Wir schlafen heute auf 4300 m Höhe. Das wird bestimmt knackig kalt.
Auf unserer Landkarte sind alle Bäche saisonal eingezeichnet. Doch da auf den Bergen kein Schnee liegt sind zur Zeit alle Bäche trocken die in unsere Karte als wasserführend eingezeichnet sind. Auch die Sowjet-Militär-Karten, die min. 25 Jahre alt sind, helfen hier nicht weiter.

Freitag – Ruhetag, wie geplant machen wir heute einen Ruhetag auf 4300 m. Die Nacht war wieder eisig kalt. Das Kondenswasser ist am Innenzelt gefroren, auch der Bach hat an manchen Stellen eine dünne Eisschicht.
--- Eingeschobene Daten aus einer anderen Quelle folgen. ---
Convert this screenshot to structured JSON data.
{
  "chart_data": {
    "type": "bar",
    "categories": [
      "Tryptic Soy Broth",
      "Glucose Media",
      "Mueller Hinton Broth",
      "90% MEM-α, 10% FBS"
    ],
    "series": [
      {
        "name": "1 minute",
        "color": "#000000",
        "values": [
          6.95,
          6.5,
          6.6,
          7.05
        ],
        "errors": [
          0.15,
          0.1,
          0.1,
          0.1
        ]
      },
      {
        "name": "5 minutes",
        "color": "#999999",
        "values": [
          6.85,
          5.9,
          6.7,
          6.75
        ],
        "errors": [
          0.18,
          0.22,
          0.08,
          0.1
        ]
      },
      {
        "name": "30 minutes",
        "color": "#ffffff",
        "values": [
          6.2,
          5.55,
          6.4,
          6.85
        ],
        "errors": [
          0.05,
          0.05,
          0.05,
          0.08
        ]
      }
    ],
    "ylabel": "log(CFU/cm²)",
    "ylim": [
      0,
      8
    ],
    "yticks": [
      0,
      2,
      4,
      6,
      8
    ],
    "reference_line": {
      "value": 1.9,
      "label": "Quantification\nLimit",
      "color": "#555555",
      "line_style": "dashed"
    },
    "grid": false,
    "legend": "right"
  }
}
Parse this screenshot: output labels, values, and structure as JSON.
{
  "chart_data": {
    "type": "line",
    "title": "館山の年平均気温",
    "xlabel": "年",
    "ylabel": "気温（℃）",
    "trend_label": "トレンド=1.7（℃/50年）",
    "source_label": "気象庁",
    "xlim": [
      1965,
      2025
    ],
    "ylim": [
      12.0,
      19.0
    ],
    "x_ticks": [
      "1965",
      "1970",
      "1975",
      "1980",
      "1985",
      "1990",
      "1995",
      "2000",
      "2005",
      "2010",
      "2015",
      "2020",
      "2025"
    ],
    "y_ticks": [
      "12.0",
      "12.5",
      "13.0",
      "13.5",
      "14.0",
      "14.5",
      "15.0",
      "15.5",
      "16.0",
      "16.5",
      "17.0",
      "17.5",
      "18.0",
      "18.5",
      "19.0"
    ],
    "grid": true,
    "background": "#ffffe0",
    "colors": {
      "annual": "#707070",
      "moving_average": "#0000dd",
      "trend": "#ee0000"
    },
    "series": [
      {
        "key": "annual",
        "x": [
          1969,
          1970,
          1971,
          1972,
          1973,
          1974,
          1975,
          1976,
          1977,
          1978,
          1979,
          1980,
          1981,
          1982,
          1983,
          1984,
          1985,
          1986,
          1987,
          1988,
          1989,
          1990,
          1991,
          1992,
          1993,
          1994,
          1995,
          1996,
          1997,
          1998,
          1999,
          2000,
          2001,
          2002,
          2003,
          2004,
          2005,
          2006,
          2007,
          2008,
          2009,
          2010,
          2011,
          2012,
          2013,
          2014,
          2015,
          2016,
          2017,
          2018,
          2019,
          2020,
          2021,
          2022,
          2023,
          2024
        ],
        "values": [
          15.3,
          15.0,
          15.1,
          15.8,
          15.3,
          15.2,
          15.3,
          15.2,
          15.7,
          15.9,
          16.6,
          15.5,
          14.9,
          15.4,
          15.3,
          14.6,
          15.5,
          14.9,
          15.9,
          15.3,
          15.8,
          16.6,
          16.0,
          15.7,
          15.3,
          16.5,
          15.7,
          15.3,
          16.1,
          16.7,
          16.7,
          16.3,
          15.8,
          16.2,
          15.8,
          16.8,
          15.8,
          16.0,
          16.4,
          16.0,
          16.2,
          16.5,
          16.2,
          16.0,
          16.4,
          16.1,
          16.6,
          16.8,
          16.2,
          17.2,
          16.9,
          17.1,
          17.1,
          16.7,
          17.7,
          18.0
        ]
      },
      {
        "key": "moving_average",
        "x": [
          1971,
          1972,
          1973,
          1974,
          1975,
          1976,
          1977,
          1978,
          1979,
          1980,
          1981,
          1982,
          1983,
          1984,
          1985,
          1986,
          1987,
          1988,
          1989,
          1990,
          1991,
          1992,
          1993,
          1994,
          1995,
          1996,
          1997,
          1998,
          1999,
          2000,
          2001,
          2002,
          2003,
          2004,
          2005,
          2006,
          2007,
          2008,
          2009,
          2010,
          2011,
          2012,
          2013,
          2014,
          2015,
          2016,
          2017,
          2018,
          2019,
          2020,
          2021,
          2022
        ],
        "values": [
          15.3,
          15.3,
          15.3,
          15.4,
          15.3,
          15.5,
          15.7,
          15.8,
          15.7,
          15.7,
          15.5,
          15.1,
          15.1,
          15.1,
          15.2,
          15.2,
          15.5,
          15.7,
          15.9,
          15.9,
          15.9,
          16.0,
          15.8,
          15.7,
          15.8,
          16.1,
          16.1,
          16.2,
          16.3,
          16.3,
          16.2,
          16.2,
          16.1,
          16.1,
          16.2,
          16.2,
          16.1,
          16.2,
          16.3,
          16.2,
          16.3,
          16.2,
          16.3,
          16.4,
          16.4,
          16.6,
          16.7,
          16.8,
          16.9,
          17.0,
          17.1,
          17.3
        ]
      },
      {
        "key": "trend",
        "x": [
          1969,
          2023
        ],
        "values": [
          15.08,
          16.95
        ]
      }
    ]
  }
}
Am Vormittag ist noch strahlend blauer Himmel. Wir nutzen die Zeit um Kleider zu waschen, zu baden, Taschen und Zelt vom Staub zu befreien und Sebastian führt eine kleine Inspektion an den Rädern durch. Plötzlich ziehen jede Menge Wolken auf, zum Teil sehen sie aus als würden sie Niederschlag bringen, mit ihnen kommt ein heftiger Wind. In aller Eile sichern wir das Zelt und bringen unsere Habseligkeiten in Sicherheit, in der Annahme den restlichen Tag im Zelt zu verbringen. Doch es ist falscher Alarm. Immer wieder kommt die Sonne heraus, dann ist es herrlich warm, dann wird sie wieder von den Wolken verdeckt und ein kalter Wind zieht auf. Wie im April. Eine Sturmböe schmeißt mein Fahrrad um, dabei kommt der Helm zu Schaden. Ich hoffe in Kirgistan einen Neuen zu finden, fühle ich mich im Straßenverkehr doch sicherer damit.
Wir genießen die Ruhe, außer dem Wind der am Zelt rüttelt und in den Ohren pfeift, sowie das Piepen der Vögel und Pfeifen der Murmeltiere ist hier absolut nichts zu hören. Es ist ein Tag der bei mir seit langem wieder richtig Heimweh hervorruft. Durch die Einsamkeit und Ruhe, hat man doch sehr viel Zeit zum Nachdenken. Zudem träumt man von leckerem heimischen Essen, von Omas fantastischen Sauerbraten, von Sauerkrautschnecken, von Pfannkuchen, Käsespätzle und Salat aus dem Garten sowie vieles Mehr. Es wird Zeit, dass wir Morgen weiter radeln und so langsam aber sicher wieder in die Zivilisation kommen. Es schlägt bei mir doch ein bisschen aufs Gemüt.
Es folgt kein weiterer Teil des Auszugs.